Este discurso do Governo, numa altura em que o medo paira sobre a nação, o medo do contágio, da doença, o medo do desemprego, de não ser capaz de pagar a renda ou a escola, este discurso nesta altura é um discurso vazio. é um discurso vazio. E por isso perigoso.

A mim disseram-me: é um cancro. É grave. Com este tratamento, a probabilidade de cura é elevada. O meu cancro era conhecido. O mundo pós pandemia é novo. Não existe tratamento. É preciso encontrá-lo. Não chega avisar que a desgraça vem aí, é preciso que o esforço colectivo que se conquistou se repercuta na procura da solução. Fazemos parte dela. Somos técnicos, pensadores, industriais, docentes, criativos, operários.

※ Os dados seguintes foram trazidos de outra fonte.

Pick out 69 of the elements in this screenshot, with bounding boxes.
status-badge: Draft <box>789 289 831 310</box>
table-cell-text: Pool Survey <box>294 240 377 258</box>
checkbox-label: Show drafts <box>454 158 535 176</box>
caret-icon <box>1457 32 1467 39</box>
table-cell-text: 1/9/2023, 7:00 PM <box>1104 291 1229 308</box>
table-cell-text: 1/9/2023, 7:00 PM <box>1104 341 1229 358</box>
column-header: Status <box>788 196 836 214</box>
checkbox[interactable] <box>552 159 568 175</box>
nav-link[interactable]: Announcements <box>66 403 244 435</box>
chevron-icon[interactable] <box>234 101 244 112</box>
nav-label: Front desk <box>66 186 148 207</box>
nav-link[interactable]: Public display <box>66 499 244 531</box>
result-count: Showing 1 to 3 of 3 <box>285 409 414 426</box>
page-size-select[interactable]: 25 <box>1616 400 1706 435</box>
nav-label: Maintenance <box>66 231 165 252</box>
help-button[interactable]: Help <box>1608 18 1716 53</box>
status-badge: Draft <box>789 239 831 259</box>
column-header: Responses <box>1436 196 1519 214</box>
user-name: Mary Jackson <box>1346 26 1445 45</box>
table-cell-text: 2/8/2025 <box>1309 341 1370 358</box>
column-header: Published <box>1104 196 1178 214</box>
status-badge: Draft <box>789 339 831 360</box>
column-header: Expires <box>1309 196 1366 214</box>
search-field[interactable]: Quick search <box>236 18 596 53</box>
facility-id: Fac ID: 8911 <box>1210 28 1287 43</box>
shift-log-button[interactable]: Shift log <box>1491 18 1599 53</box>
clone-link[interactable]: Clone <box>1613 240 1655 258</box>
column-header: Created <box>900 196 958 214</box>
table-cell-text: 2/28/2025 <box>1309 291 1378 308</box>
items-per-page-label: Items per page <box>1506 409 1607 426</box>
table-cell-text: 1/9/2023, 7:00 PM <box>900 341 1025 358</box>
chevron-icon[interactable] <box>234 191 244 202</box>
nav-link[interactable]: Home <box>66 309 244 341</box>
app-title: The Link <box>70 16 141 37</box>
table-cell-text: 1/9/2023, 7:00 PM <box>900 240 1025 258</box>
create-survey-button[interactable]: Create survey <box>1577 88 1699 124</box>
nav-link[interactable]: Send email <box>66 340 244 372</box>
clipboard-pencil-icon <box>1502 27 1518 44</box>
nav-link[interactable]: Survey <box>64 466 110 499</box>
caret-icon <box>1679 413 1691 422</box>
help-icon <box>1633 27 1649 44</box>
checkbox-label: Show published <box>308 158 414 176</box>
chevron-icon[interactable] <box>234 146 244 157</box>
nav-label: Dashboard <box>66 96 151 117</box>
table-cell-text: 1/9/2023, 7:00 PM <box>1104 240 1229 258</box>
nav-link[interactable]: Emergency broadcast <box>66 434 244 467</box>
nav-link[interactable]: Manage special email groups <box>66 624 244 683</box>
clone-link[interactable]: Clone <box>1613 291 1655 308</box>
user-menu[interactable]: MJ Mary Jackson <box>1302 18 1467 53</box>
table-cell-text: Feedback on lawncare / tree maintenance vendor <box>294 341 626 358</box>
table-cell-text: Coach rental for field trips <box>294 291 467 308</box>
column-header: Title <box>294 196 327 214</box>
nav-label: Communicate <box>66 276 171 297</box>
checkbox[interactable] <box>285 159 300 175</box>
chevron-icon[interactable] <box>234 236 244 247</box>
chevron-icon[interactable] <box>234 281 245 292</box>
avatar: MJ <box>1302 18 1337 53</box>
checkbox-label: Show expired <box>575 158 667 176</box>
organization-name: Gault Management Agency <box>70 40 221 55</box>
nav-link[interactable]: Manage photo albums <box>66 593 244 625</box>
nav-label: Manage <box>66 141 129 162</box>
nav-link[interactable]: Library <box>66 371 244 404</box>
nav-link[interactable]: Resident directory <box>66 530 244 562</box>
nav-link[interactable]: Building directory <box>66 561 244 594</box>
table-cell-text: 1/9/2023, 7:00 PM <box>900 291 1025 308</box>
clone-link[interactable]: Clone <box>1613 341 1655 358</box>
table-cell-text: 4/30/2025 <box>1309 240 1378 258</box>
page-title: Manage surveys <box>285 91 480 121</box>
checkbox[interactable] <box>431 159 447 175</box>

Queremos acreditar que, como a equipa que me tratou, também o Governo se rodeia das melhores pessoas, das mais competentes, das que compreendem que uma economia, como uma sociedade, é de todos e de todas. Não queremos a nossa vida decidida pelos quatro amigos a quem é pedido que escolham mais quatro para atribuir os subsídios. Não queremos um país de subsídios a empresas que já agonizavam antes da crise, de congelamento de rendas exorbitantes, de soluções que adiam a cura. Queremos equipas especializadas que analisem os recursos e que proponham a sua reutilização adaptada a uma nova realidade.

Os grandes recursos de um país, a sua maior riqueza, são os recursos humanos – somos nós. São as pessoas certas nos lugares certos que fazem um país produtivo. As nossas competências são devidamente aproveitadas ou estamos a rasgar dinheiro porque as desprezamos? Para salvar o corpo é preciso erradicar o cancro, às vezes, tirar a mama. Pô-lo a funcionar contra a morte, reconstruí-lo.

Afirmámo-nos como um país adulto, capaz de impor regras e de as cumprir. Crescemos. É urgente um líder que o reconheça, que construa um discurso limpo, sólido, sem dramas ou eufemismos. Que pegue na democracia e a leve em frente, que reconheça que é tempo de proteger a economia nacional sem fundamentalismos. Não chega propor a figura de lay-off: é preciso assumir que muitos a vão utilizar sem pudor; que há empresas com trabalhadores em lay-off que continuam a trabalhar por turnos; que há empresas que aproveitam para declarar falência; que é preciso recompensar quem se esforça por cumprir compromissos, manter os empregos e a esperança intactos; que é preciso não ter medo de diferenciar com base no mérito. E perceber que haverá sempre quem queira fazer parte da mudança, decidir o tratamento, e quem espere que a decisão venha de fora. Precisamos de ambos. E de um Governo capaz de pegar no esforço colectivo e fazê-lo crescer.

Senhoras ministras e senhores ministros, há pessoas capazes de reconhecer o medo sem paralisar, de combater doenças que não conhecem por confiarem em quem as acompanha. Somos milhões. Tratem-nos de acordo com o que somos.